In the iron game we say it too. We say that the 714’s deliver on flight, feel and forgiveness. In iron design there are three types of chassis that players want. There’s the guy who wants a very traditional muscle back, maybe they’ll take a little bit of a cavity back, in their forged iron. There’s the player who will embrace some technology and allow that to enhance their shot making but they still want to look down at the golf club at address and it to look quite traditional. Then there is the player who is all in with the technology who will take something a little bit bigger, with a bigger cavity, and take all the benefits that come from that.
Those groupings are fairly set and we’re not trying to change those things but rather we are trying to, within each of those preferences, absolutely maximise the benefits of that chassis.
So we have got years of work to do that. I heard a great quote the other day from the chairman of one of the animated movie makers who said “we never finish a film, we just release them because if I waited for the artists to finish I’m not sure we would ever release anything”.
I don’t think we are quite to that extreme but we have a research division that is constantly pushing and pushing and pushing and then the development guys deciding how much of the new technology and advancements we can effectively build into each model.
We've told the story with the 915 that the Active Recoil Channel was actually nearly put out in the 913 model, but it just didn't feel like we understood it enough at that point so we made the decision to wait and continue to refine and improve it and I think that was the right decision because we now know more about how it affects both speed and spin.
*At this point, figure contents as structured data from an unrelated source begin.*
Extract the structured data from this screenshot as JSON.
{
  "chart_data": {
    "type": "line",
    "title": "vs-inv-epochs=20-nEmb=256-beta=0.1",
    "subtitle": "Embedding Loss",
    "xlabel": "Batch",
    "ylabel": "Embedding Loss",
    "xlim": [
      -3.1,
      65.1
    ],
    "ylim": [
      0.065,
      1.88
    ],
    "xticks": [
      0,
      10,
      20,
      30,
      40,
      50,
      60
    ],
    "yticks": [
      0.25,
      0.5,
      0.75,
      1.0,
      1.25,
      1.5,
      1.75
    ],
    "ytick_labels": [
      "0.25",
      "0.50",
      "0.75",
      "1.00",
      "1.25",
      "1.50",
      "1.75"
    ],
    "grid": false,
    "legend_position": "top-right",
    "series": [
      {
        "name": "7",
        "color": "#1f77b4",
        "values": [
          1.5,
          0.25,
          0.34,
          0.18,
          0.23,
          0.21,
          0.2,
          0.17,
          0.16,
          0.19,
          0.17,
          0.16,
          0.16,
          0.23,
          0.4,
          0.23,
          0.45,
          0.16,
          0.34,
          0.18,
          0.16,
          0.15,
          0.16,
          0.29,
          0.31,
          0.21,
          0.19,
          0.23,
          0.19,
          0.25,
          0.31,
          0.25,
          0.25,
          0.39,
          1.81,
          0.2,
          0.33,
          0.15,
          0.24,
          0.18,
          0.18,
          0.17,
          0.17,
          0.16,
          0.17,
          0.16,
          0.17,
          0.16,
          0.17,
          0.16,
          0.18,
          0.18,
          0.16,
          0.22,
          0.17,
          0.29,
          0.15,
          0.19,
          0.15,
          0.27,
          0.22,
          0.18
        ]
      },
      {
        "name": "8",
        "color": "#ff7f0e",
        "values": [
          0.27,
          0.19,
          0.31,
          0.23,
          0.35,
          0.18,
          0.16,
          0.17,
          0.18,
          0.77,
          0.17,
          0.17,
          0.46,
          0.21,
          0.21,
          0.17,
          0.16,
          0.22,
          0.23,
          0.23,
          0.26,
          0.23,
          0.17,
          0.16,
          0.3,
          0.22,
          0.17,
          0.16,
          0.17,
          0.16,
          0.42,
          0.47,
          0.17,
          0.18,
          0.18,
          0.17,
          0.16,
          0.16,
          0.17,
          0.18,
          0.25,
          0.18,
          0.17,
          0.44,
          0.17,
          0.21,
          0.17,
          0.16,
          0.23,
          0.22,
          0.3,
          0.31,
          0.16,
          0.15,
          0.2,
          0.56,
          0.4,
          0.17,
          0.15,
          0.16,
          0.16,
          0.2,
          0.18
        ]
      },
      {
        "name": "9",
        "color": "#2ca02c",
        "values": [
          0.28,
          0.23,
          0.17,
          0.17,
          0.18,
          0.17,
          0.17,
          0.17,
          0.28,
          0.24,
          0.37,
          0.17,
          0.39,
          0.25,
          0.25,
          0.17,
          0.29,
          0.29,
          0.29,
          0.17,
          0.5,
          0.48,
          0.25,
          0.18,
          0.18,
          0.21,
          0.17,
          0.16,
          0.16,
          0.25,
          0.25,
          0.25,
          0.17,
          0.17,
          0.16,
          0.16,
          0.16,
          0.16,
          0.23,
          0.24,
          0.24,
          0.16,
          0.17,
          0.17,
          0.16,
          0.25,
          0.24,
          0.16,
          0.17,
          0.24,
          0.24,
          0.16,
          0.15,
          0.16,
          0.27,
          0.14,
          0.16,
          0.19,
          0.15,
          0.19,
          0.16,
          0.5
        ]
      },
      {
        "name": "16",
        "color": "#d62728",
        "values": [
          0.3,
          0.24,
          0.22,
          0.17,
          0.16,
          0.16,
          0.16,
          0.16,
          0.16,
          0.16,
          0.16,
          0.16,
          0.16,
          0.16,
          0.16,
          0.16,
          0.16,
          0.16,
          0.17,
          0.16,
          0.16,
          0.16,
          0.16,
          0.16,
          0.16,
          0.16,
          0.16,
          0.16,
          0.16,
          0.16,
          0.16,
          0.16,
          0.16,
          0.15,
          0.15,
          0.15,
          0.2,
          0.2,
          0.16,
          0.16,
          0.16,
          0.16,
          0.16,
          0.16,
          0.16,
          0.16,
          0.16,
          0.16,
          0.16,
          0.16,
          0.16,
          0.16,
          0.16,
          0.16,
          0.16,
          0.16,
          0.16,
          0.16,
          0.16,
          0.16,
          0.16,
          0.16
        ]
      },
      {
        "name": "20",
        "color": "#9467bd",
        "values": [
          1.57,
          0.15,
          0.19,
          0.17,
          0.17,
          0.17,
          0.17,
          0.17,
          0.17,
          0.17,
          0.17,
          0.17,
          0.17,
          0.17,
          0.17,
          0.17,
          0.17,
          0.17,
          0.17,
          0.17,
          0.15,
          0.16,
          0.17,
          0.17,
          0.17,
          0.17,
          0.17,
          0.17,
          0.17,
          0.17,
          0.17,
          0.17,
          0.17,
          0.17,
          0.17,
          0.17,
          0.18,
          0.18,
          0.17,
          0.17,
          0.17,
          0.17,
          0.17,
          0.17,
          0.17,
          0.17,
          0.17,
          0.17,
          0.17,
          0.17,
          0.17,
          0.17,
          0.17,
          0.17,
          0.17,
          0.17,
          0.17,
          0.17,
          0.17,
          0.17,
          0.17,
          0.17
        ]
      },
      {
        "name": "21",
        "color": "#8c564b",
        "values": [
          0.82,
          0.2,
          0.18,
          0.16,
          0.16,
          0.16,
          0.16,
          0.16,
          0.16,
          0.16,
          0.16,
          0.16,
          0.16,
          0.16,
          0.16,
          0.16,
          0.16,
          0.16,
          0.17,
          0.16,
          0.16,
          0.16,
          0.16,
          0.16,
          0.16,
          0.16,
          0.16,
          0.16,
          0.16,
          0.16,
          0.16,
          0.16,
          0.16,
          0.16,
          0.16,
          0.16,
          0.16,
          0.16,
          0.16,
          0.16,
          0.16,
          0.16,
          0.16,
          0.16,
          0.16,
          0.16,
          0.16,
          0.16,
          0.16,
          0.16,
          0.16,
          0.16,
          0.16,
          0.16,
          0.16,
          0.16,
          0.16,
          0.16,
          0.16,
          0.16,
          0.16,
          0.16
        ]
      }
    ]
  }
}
You've talked about the distance story in woods. Do you think we will see a distance story in Titleist irons going forward or will it continue to be focussed on performance?
With the irons it is really more about total performance. We think the iron game in golf is about precision. Unless you are chopping the ball out from under a bush every iron shot, you hit is to a precise target. So the most important thing when you are hitting an iron is proximity to the hole which is more about distance control, consistency and accuracy than it is about pure distance.
Clearly some of the marketing today advertising distance in some irons has just been as the result of making the iron have a stronger loft, with some of the 6-irons now basically conforming to what normally would be a 4-iron loft five years ago.
We are not interested in that as we don’t see that it adds any value. We are more interested in developing a set of irons that give a better ball flight and improved carry distance.
With carry distance you hear people talking about carrying, say, their 5 iron 180 yards which is fine as long as it stops where it lands, but if it doesn't stop within 10 or 15 feet of where it lands it is not really a playable golf club to us.
So we are trying to develop equipment that does increase carry distance, but with a trajectory that will be something you want to hit into a green and that you can consistently repeat, and if you happen to mis-hit it, because everybody does mis-hit it sometimes, you still get a very close and consistent result.
That is more our focus, again we talk about flight, feel and forgiveness. Getting a consistently high, long carry in the ball flight, with feel that is important and with forgiveness that turns into consistency.